# Cutter plotter model jk721 driver help badly!!!!!



## mancam1517 (Dec 25, 2009)

Can anybody please help me! i lost my driver for my cuttng plotter model JK721! does anyone have a copy of it..... please help me! :-(


----------



## GHEENEE1 (Jan 8, 2007)

Try Download: Goldcut driver jk721 - Imarksweb.org I have GCC cutter, so I'm not sure if this is what you need.


----------



## mancam1517 (Dec 25, 2009)

hi sir GHEENEE1, i have already installed the driver, yes it cuts but the problem is the plotter cuts only lines very weird lines.... for example i am using corel draw X5, i only want to cut letter K(very simple right?) but when i send it to my cutter, it cuts weird lines very far on the output that i want. and to add on that... when i test cut my cutter plotter to know the force that i need to set my plotter normally it will cut a box inside the box is a small diamond. but now it cuts very weird shapes. i dont know what is the problem. is it the driver? or is there something wrong on the board of the cutter plotter machine? any help will be highly appreciated... thank you and God bless!


----------



## GHEENEE1 (Jan 8, 2007)

Man, I'm not familiar with your cutter. Not sure why your cutter won't test cut correctly. Maybe an owner of one of these cutters will comment Have you contacted support? With my cutter, I check to see whats printing or cutting in this case, by right clicking on the cutter in my printers and devices, I'm using Windows 7.Also, I view the object in wireframe in Corel to make sure there's no hidden objects


----------



## heat transfers (Jan 14, 2013)

I had this problem with a different model and it was the art file. The wire frame was not clean but I had to zoom in so so so close to see the problem. Good luck - I feel your pain on this one.


----------



## GHEENEE1 (Jan 8, 2007)

I just thought of this, is your blade holder mounted correctly?


----------



## mancam1517 (Dec 25, 2009)

yes sir... i read again the manual and yes the blade is correctly mounted..... maybe the problem is with the board... because i tried installingit to my old pc... os is windows xp... same problem occured.....


----------



## Lethalnash (Mar 4, 2012)

mancam1517 said:


> hi sir GHEENEE1, i have already installed the driver, yes it cuts but the problem is the plotter cuts only lines very weird lines.... for example i am using corel draw X5, i only want to cut letter K(very simple right?) but when i send it to my cutter, it cuts weird lines very far on the output that i want. and to add on that... when i test cut my cutter plotter to know the force that i need to set my plotter normally it will cut a box inside the box is a small diamond. but now it cuts very weird shapes. i dont know what is the problem. is it the driver? or is there something wrong on the board of the cutter plotter machine? any help will be highly appreciated... thank you and God bless!

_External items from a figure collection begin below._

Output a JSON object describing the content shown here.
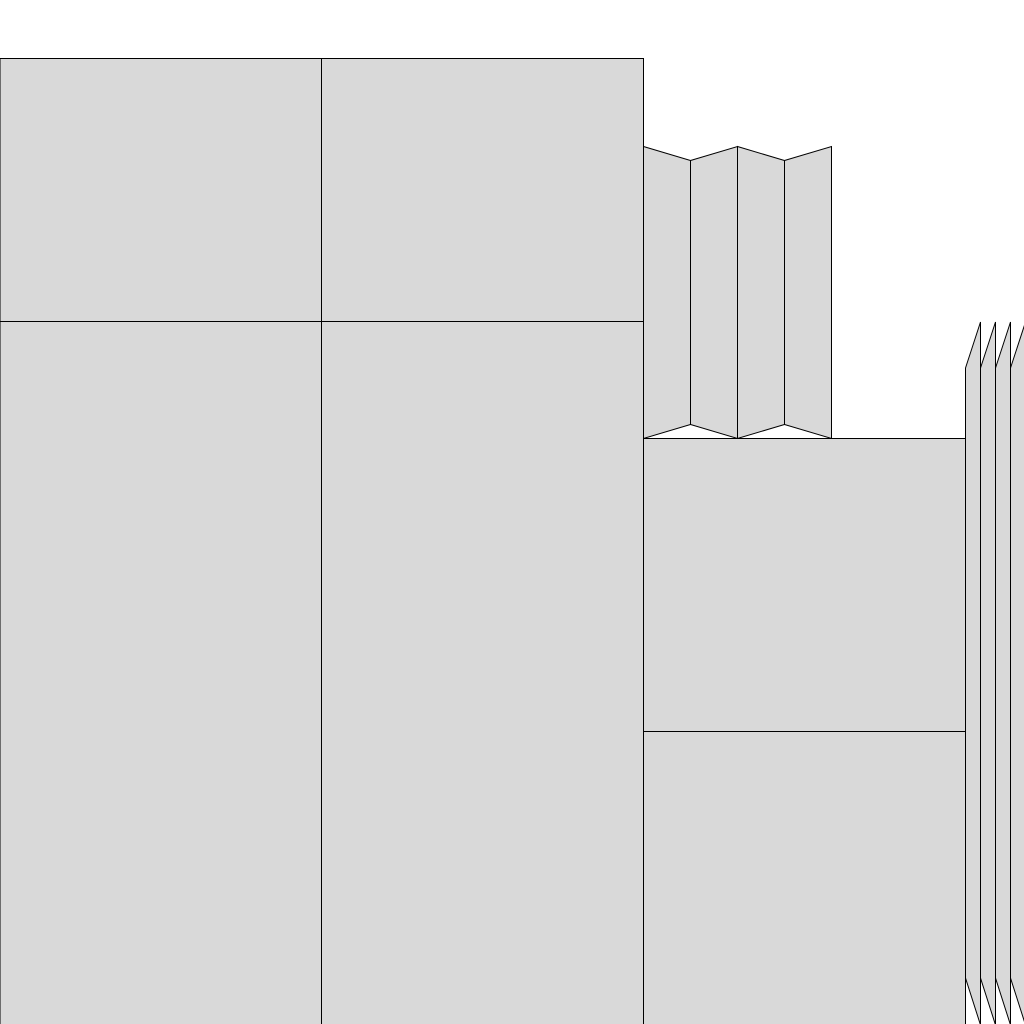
{
  "colors": {
    "fill": "#d9d9d9",
    "stroke": "#000000",
    "background": "#ffffff"
  }
}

You say it used to do test cuts before properly and now it doesn't?
Could you check if the rollers which move the vinyl back and forth work? If they do work, then check if the pinch rollers holding the vinyl down are having enough pressure to move the vinyl back and forth. If you could post a picture showing the the weird lines you are talking about, that would be great. A picture tells a 1000 words my friend.


----------



## joannacharlotte (Sep 30, 2016)

Hi, I was so pleased to see this post, thought I was about to find the answer to my nightmare goldcut plotter. I have the same problems. Plotter was working fine, but now, send to plotter and it just does random lines, stops half way through and draws a line straight through design or double draws it. Randomly goes to one side and judders against it!!! What is going wrong? Please please help me!!!!!!


----------